Nexxus Iberia – which closed its first deal last week – is raising up to €250m to help Spanish and Portuguese companies expand into Latin America.

“I bought furniture second-hand, I brought the coffee machine from home; this is what you do when you have a start-up.”

The coffee machine belonged to Maite Ballester, managing partner of Nexxus Iberia and former head of Spain at private equity giant 3i. A 19-year veteran of 3i, Ballester launched Madrid-headquartered Nexxus Iberia as a joint venture with Mexican GP Nexxus Capital in 2016.

The firm – which held a first close on €130 million for its eponymous debut fund in January – completed its first deal last week with an investment in Spanish telecommunications specialist Fuertes Gimeno Comunicaciones. It is aiming to hold a final close on at least €200 million by January.

“When you do a start-up, [in] year one the cost of setting up a new fund is so much higher than if you’re on fund three because you already have established lawyers, CRM and IT systems,” Ballester told Private Equity International. “You never have a net amount in a first fund of extra dividends to pay extra bonuses to people.”

Ballester’s comments may be surprising to some, given the impressive team she has helped to assemble. Alongside her sit four fellow alumni of 3i, including ex-partner Pablo Gallo and ex-managing director Mark Heappey, who joined as a strategic advisor in April.

L–R: partner Pablo Gallo, partner Alejandro Diazayas, managing partner Maite Ballester and chairman Arturo Saval

The firm is partly owned by Mexico City’s Nexxus Capital, which has more than $1.5 billion of assets under management, according to a Nexxus Iberia spokesman. Nexxus Capital is in market with a debut mezzanine debt fund, for which it is targeting 4 billion Mexican pesos ($204.7 million; €175.8 million), according to PEI data.

The Iberian fund, which has a €250 million hard-cap, is expected to be closer in size to the target, Ballester said. Partners from Nexxus Capital and her own division have committed 3.5 percent of the vehicle between them, with the carried interest “more skewed toward the dedicated team in Spain”.

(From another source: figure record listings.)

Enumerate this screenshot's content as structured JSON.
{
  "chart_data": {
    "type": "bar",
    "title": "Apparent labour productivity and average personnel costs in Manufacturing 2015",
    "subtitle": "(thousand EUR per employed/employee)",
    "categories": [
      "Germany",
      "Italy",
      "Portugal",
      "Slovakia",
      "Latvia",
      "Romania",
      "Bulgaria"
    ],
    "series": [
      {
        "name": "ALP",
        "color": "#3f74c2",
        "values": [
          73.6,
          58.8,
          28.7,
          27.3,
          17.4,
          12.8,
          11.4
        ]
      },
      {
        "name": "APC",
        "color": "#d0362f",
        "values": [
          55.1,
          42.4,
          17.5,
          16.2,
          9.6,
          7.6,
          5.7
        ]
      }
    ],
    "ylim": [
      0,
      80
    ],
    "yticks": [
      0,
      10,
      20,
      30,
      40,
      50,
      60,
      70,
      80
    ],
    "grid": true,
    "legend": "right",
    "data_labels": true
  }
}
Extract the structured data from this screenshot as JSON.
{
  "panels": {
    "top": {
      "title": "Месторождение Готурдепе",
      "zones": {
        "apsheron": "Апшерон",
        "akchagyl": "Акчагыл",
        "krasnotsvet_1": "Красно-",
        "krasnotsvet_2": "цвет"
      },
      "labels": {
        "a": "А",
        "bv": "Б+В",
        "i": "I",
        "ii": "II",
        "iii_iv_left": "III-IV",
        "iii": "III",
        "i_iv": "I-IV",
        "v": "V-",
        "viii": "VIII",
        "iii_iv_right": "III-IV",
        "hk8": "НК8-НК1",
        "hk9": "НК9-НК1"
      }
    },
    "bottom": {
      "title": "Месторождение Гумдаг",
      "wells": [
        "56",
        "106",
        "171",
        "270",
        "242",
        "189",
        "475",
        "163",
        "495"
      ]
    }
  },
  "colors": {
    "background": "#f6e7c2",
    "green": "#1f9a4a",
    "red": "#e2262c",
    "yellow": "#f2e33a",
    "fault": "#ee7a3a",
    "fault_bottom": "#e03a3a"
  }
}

Around 85 percent of its commitments have come from Europe, with existing LPs including the European Investment Fund, Fond-ICO Global – a Spanish state-backed fund of funds – and banking group Banco Sabadell, she added. It has also attracted investments from Spanish and Mexican family offices.

The fund will primarily target eight to 10 majority or minority investments in small- and mid-cap Spanish companies of between €4 million and €10 million EBITDA, with up to a 10 percent allocation to Portugal. It will use its ties with Mexico to accelerate portfolio companies’ international expansion to Latin America.

“Our target returns are north of 3x,” Ballester said, noting that the firm will limit leverage to 2x EBITDA.

“Spain is a gateway to Latin America for Europe and we have experienced that through our [former] 3i portfolio. When we build companies from Spain and make them grow into LatAm we ended up getting higher multiples on divestment than when it was just Spain and Europe because of the growth factor that most of the trade buyers think Columbia, Mexico etc bring to the table.”